Somewhere Kim Cattrall is laughing.
“And Just Like That..” is dead. This will be the “Sex and the City” reboot’s last season.
In a letter posted to social media, creator Michael Patrick King wrote of its demise. “Sarah Jessica Parker and I held off announcing the news until now because we didn’t want the word ‘final’ to overshadow the fun of watching the season.”
However, there was no fun in watching “And Just Like That…” Only frustration they made it in the first place.
In episode seven of the just-aired third season, Anthony Marentino, played by Mario Cantone grumbles, “Just when you thought it couldn’t get worse.” He was talking about a karaoke performance, but it felt like a metaphor for the whole thing.
Every week the bar fell lower and lower, and it became obvious HBO killed the golden goose.
They turned an enduring cultural phenomenon — what started in the late 90s as a sharp and witty aspirational series about four stylish friends unapologetically sowing their oats in an ever-changing New York City — into a woke joke.
The entire endeavor felt like reparations for progressive whinge Cynthia Nixon, who has never stopped complaining about the lack of diversity in the original series.
“And Just like That…” debuted in 2021, in the midst of the great awokening.
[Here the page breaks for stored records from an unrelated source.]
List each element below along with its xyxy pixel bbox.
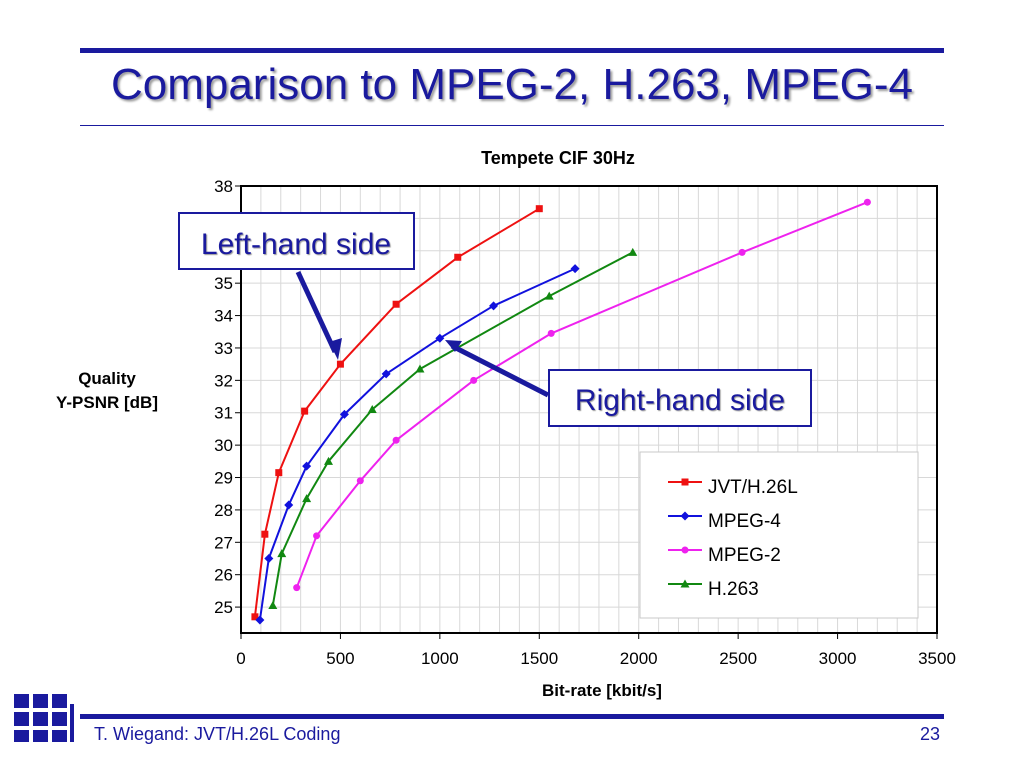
data-point-h-263 bbox=[302, 494, 312, 503]
x-tick-label: 1000 bbox=[421, 649, 459, 668]
data-point-mpeg-4 bbox=[255, 615, 265, 625]
data-point-mpeg-4 bbox=[435, 333, 445, 343]
data-point-mpeg-2 bbox=[392, 436, 400, 444]
footer-author: T. Wiegand: JVT/H.26L Coding bbox=[94, 724, 341, 744]
data-point-h-263 bbox=[367, 405, 377, 413]
data-point-jvt-h-26l bbox=[454, 253, 462, 261]
title-top-bar bbox=[80, 48, 944, 53]
left-callout-arrow-head bbox=[329, 338, 342, 360]
left-callout-text: Left-hand side bbox=[201, 228, 391, 261]
y-tick-label: 35 bbox=[214, 274, 233, 293]
x-tick-label: 0 bbox=[236, 649, 245, 668]
data-point-mpeg-2 bbox=[547, 329, 555, 337]
y-tick-label: 38 bbox=[214, 177, 233, 196]
data-point-mpeg-2 bbox=[356, 477, 364, 485]
series-line-h-263 bbox=[271, 251, 634, 606]
y-tick-label: 31 bbox=[214, 404, 233, 423]
right-callout-arrow-shaft bbox=[450, 343, 550, 398]
x-tick-label: 3500 bbox=[918, 649, 956, 668]
data-point-jvt-h-26l bbox=[275, 469, 283, 477]
series-line-mpeg-2 bbox=[295, 201, 868, 589]
y-tick-label: 33 bbox=[214, 339, 233, 358]
data-point-jvt-h-26l bbox=[535, 205, 543, 213]
data-point-mpeg-4 bbox=[339, 409, 349, 419]
data-point-h-263 bbox=[544, 291, 554, 300]
data-point-mpeg-4 bbox=[264, 554, 274, 563]
slide-title: Comparison to MPEG-2, H.263, MPEG-4 bbox=[110, 60, 914, 109]
legend-marker-h-263 bbox=[680, 579, 690, 588]
left-callout-arrow-shaft bbox=[295, 270, 338, 354]
title-underline bbox=[80, 125, 944, 126]
x-tick-label: 2500 bbox=[719, 649, 757, 668]
legend-marker-mpeg-2 bbox=[681, 546, 689, 554]
y-tick-label: 30 bbox=[214, 436, 233, 455]
data-point-mpeg-4 bbox=[570, 264, 580, 274]
x-axis-label: Bit-rate [kbit/s] bbox=[542, 681, 662, 700]
x-tick-label: 2000 bbox=[620, 649, 658, 668]
x-tick-label: 3000 bbox=[819, 649, 857, 668]
data-point-jvt-h-26l bbox=[251, 613, 259, 621]
institute-logo bbox=[14, 694, 74, 742]
data-point-h-263 bbox=[268, 600, 278, 609]
y-axis-label-line2: Y-PSNR [dB] bbox=[56, 393, 158, 412]
data-point-mpeg-4 bbox=[284, 500, 294, 510]
data-point-h-263 bbox=[628, 247, 638, 256]
footer-bar bbox=[80, 714, 944, 719]
data-point-mpeg-2 bbox=[313, 532, 321, 540]
y-tick-label: 26 bbox=[214, 566, 233, 585]
data-point-h-263 bbox=[323, 456, 333, 465]
data-point-mpeg-4 bbox=[381, 369, 391, 379]
data-point-jvt-h-26l bbox=[261, 530, 269, 538]
y-tick-label: 32 bbox=[214, 371, 233, 390]
page-number: 23 bbox=[919, 724, 940, 744]
x-tick-label: 500 bbox=[326, 649, 354, 668]
legend-label-mpeg-2: MPEG-2 bbox=[708, 545, 781, 566]
data-point-mpeg-2 bbox=[738, 248, 746, 256]
y-tick-label: 27 bbox=[214, 533, 233, 552]
series-line-mpeg-4 bbox=[258, 267, 576, 621]
y-tick-label: 25 bbox=[214, 598, 233, 617]
legend-marker-mpeg-4 bbox=[680, 511, 690, 521]
y-tick-label: 28 bbox=[214, 501, 233, 520]
y-axis-label-line1: Quality bbox=[78, 369, 136, 388]
data-point-h-263 bbox=[277, 549, 287, 558]
data-point-jvt-h-26l bbox=[301, 407, 309, 415]
data-point-mpeg-2 bbox=[470, 376, 478, 384]
data-point-mpeg-4 bbox=[302, 461, 312, 471]
y-tick-label: 34 bbox=[214, 307, 233, 326]
legend-marker-jvt-h-26l bbox=[681, 478, 689, 486]
plot-area-frame bbox=[240, 185, 938, 634]
data-point-mpeg-2 bbox=[293, 584, 301, 592]
x-tick-label: 1500 bbox=[520, 649, 558, 668]
y-tick-label: 29 bbox=[214, 469, 233, 488]
data-point-jvt-h-26l bbox=[336, 360, 344, 368]
data-point-jvt-h-26l bbox=[392, 300, 400, 308]
legend-label-jvt-h-26l: JVT/H.26L bbox=[708, 477, 798, 498]
series-line-jvt-h-26l bbox=[253, 207, 540, 617]
chart-title: Tempete CIF 30Hz bbox=[481, 148, 635, 168]
legend-label-h-263: H.263 bbox=[708, 579, 759, 600]
right-callout-text: Right-hand side bbox=[575, 384, 785, 417]
data-point-h-263 bbox=[415, 364, 425, 373]
right-callout-arrow-head bbox=[445, 340, 462, 352]
legend-label-mpeg-4: MPEG-4 bbox=[708, 511, 781, 532]
data-point-mpeg-2 bbox=[863, 198, 871, 206]
left-callout-box bbox=[178, 212, 415, 270]
data-point-mpeg-4 bbox=[489, 301, 499, 311]
right-callout-box bbox=[548, 369, 812, 427]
They killed rich guy Mr. Big, added a few racial minorities, two insufferable nonbinary characters (Che and Charlotte’s daughter Rock) and mirroring reality, turned Nixon’s Miranda Hobbes into a lesbian.
It went from appointment television to checklist TV. Critics hated it.
This season was less invested in the identity aspect, which made their paint by numbers approach all the more glaring. There was no substance underneath the hood.
In season 3, Parker’s Carrie Bradshaw takes a stab at historical fiction. She meets her biographer neighbor who is meant to be a Ron Chernow-like figure.
They swap manuscripts, and he marvels over her prose like she’s Jane Austen. It’s silly. An overbearing Charlotte York deals with her husband’s cancer diagnosis, real estate maven Seema Patel has to give up her chauffeured car after getting shafted by Ryan Serhant, while filmmaker Lisa Rodd Wexley flirts with a coworker.
Miranda sleeps with closeted nun played by Rosie O’Donnell and is once again gratuitously naked — a unsightly throughline.
In other words, it should have come with a trigger warning.
Then there was the fashion. In the original series stylist Patricia Field expertly molded four archetypes, setting real life trends and turning luxury labels like Manolo Blahnik and Jimmy Choo into household names while Carrie’s Fendi Baguette became an “It” bag.
Carrie was eclectic and cool, the others chic and polished.
This latest version, the women aren’t wearing clothing as much as they are ridiculous costumes. In one scene, Carrie struts around Central Park in a giant Holly Hobbie hat and matching prairie dress. Ditto for Lisa and Charlotte, who always look like Bergdorf mannequins — even at school drop off.
It’s like the athleisure revolution never happened.
No one in New York dresses like this.
The original sold a Cosmo-soaked version of New York City where friendships were unbreakable, sex was plenty and the air was optimistic.
But in their 50s, they all seem to be struggling more than ever. And yes, pathetic.
A younger colleague told me this chapter made her sad and was more of a cautionary tale for 20 somethings.
It took the air out of the fantasy — and ruined the sex.